Wozu bloß, fragt man sich, da dieser Film außer einer vorgeblich kunstvollen Lichttechnik keine weitere Aussage hat. Während der ersten Minuten möchte man noch wohlwollend vermuten, es handelte sich vielleicht um eine Diagnose der Gesellschaft, um die Darstellung heutiger Roheit, einer Unfähigkeit der jungen Generation zur Bindung, zur Romantik, zum eigenen Gefühl, wird aber schnell enttäuscht. Darum geht es nicht, denn der Film möchte auch Drama sein, versucht sich sogar an einem Moment von Leidenschaft, als die eine die andere vor die Tür setzt, bevor er im Schneckentempo auf ein abschließendes Crescendo zukriecht. Leider wirkungslos (schlechte storyline), da keine Passion sichtbar war und die Figuren bloß Abziehbilder eines allzu begehrlichen Regisseurblickes bleiben.

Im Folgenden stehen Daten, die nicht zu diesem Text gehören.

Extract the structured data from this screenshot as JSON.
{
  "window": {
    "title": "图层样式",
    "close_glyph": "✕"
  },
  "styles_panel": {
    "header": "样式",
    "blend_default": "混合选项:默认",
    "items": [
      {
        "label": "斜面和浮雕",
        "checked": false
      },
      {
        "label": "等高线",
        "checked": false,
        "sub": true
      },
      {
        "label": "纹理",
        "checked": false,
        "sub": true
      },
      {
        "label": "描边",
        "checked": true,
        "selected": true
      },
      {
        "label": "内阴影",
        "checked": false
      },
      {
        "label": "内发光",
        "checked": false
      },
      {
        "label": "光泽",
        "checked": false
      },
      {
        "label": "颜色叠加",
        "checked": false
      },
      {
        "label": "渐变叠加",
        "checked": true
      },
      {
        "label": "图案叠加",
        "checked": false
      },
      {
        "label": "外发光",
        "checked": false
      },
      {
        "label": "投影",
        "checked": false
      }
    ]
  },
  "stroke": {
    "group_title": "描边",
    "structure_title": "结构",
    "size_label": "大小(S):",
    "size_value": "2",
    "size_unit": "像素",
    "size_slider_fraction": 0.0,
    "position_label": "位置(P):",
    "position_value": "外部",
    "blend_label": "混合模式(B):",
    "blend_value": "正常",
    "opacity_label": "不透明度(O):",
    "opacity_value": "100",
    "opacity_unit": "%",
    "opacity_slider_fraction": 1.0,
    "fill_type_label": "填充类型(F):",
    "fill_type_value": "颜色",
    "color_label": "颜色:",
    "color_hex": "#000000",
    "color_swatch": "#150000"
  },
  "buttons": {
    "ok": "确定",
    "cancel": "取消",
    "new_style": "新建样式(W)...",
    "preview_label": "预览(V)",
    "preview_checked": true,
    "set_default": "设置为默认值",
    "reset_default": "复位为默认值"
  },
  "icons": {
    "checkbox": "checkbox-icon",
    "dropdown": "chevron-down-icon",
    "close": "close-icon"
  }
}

Ich habe den Film in New York gesehen, und das schwul-lesbische Publikum unter den Zuschauern fing bald an zu lachen. Es ist in der Tat zum Lachen, was sich da auf der Leinwand tut, sobald es um Sex geht (Erotik wird um jeden Preis vermieden). Für die Darstellerinnen wäre es wahrscheinlich günstiger gewesen, hätte der Regisseur sie durch Aufblaspuppen ersetzt. Und auch wir hätten nicht viel verloren. Künstliche Genitalien trugen die Schauspielerinnen ohnehin, damit sie diese tagelange Tortur der Sexaufnahmen überstehen  konnten.

Entstanden sind pornografische Szenen in pathologischer Ausleuchtung, mit sehr viel hektischer Reibung und einer Vorliebe fürs Hinternauslutschen, die mit erster Liebe und erstem Sex rein nichts zu tun haben, von Aufblaspuppen aber mühelos zu meistern gewesen wären. Ich bin sicher, es gibt auch Puppen, die man so aufziehen kann, dass ihnen ständig die Nase läuft. Dann wäre der Unterschied noch kleiner gewesen.

Was mich am meisten ärgert, ist die verschenkte Möglichkeit. Und: wie kann man einen guten Titel so versauen.